The Liverpool care pathway (LCP) (Ellershaw and Wilkinson, 2003) is designed to organise the last days and hours of life. This pathway challenges healthcare teams to notice when death is within days or hours. In ILD, this requires healthcare professionals to develop their clinical judgement about when this is happening. Increasing oxygen requirements, multi-professional discussions between colleagues in primary and acute care and with people and their families will all help in making this decision.

Conclusion

Managing people with ILD can be a rewarding experience for nurses. Practitioners should remember that some people do respond to treatment and accurate diagnosis can only be made with the input of a specialist radiologist and ILD team.

There are ongoing clinical trials for people with IPF throughout the UK in the hope of developing a treatment for this aggressive disease. In common with people with lung cancer, those with +IPF should be given the opportunity to enrol in these trials. Other people with suspected ILD should be given the opportunity to receive care from specialist teams to ensure appropriate treatment.

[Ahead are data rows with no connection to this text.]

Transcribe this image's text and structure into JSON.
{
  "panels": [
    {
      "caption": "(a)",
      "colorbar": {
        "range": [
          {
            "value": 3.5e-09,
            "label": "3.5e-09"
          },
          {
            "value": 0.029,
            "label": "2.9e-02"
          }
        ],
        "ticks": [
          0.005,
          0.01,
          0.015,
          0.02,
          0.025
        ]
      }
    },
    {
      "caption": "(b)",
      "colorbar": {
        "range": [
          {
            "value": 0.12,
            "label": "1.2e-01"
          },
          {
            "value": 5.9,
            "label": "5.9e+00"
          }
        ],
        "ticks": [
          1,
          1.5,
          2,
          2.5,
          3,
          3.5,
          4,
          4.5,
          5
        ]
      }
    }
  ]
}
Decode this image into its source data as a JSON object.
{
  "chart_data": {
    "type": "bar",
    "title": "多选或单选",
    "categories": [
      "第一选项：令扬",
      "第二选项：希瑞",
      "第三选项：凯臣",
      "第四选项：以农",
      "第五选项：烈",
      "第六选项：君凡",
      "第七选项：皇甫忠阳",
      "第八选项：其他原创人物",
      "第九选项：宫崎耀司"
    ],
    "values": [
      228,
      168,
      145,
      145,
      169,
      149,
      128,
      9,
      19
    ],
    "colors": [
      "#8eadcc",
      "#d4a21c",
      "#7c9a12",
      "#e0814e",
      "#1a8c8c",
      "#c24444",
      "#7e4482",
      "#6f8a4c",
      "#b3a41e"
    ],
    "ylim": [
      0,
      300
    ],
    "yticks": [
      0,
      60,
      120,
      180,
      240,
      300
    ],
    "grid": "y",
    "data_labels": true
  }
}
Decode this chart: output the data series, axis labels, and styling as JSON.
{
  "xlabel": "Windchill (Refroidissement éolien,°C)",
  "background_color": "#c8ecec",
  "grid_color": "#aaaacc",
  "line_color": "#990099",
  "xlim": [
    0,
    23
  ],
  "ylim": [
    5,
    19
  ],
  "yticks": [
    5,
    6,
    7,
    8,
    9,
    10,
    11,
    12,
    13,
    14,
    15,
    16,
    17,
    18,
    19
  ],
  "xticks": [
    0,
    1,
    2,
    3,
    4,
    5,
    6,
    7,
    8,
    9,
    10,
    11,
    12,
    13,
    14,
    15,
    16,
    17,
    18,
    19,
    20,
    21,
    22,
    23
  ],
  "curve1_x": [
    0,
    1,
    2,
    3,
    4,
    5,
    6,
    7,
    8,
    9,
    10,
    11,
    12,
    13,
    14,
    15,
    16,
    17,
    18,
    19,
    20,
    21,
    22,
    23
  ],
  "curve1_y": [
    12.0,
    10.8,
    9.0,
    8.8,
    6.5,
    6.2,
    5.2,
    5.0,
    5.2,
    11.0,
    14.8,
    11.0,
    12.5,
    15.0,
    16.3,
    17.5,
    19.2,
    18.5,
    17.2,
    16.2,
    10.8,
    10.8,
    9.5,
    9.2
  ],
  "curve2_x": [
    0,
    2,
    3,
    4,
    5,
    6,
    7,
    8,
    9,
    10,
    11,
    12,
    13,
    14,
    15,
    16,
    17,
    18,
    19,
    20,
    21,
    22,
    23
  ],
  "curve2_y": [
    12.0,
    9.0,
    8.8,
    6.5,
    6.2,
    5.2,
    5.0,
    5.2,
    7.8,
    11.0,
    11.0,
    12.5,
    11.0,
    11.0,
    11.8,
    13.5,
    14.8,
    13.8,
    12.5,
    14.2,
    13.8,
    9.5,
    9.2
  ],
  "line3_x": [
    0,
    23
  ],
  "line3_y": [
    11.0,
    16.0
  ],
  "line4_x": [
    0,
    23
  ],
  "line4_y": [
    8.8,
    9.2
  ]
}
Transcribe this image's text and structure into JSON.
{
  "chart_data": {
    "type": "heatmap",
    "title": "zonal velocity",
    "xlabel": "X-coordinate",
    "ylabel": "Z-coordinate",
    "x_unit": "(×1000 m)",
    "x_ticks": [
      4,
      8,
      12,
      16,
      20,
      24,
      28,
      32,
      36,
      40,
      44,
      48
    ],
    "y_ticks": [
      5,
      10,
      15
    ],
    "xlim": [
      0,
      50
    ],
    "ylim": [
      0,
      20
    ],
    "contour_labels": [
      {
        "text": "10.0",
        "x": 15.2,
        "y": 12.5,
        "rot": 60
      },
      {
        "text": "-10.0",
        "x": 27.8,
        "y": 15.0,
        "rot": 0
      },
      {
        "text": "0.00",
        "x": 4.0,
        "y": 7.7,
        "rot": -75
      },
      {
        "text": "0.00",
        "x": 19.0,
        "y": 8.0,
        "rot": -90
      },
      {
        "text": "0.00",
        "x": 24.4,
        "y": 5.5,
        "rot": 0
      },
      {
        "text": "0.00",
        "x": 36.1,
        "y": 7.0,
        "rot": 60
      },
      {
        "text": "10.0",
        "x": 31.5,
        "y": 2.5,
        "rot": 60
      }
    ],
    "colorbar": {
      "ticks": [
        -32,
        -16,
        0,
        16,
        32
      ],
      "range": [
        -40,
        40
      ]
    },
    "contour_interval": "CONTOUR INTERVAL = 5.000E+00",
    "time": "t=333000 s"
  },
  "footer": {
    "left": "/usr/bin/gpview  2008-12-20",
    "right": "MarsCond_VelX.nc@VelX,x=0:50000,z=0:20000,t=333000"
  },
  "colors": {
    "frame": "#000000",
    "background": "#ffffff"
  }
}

Nurses in primary care need to be aware of ILD as well as COPD, when people present describing breathlessness on exertion. Early ILD is not detected on spirometry, so these people will need a chest X-ray to detect any abnormality. Hopefully current clinical trials and early and accurate diagnosis will improve management of those with ILD.

 

Box 1. Devices for oxygen delivery

High flow nasal cannula

  • It allows people to eat, sleep, talk and drink.
  • The cannula has slightly wider tubing at the base of entry into the nasal prongs than the traditional nasal cannula. This reduces airway resistance in the nasal cavity that can cause irritation, such as dryness and nose bleeds, when used at more than 4L/min.
  • The manufacturer of the high flow nasal cannula says patients find it comfortable at flow rates of 15L/min. In my experience people have tolerated 10L/min comfortably.

OxyArm device

  • This delivers oxygen via a small cup, attached to a headpiece, strategically positioned in front of the nose and mouth. The oxygen is delivered in a “plume” effect and inhaled on inspiration (Duck, 2006).
  • The device is well tolerated by people who need a flow of oxygen greater than 4L/min from a nasal cannula.
  • Maintaining adequate oxygen saturations depends on the correct positioning of the “arm” piece and flow rates should be individually titrated for the OxyArm using pulse oximetry.
  • The OxyArm is often acceptable to those reluctant to use oxygen with nasal cannula or a mask in public.
  • My team does not recommend the OxyArm for sleeping and, in my experience, it is not well tolerated by those with advanced ILD who benefit more from the Venturi oxygen mask system.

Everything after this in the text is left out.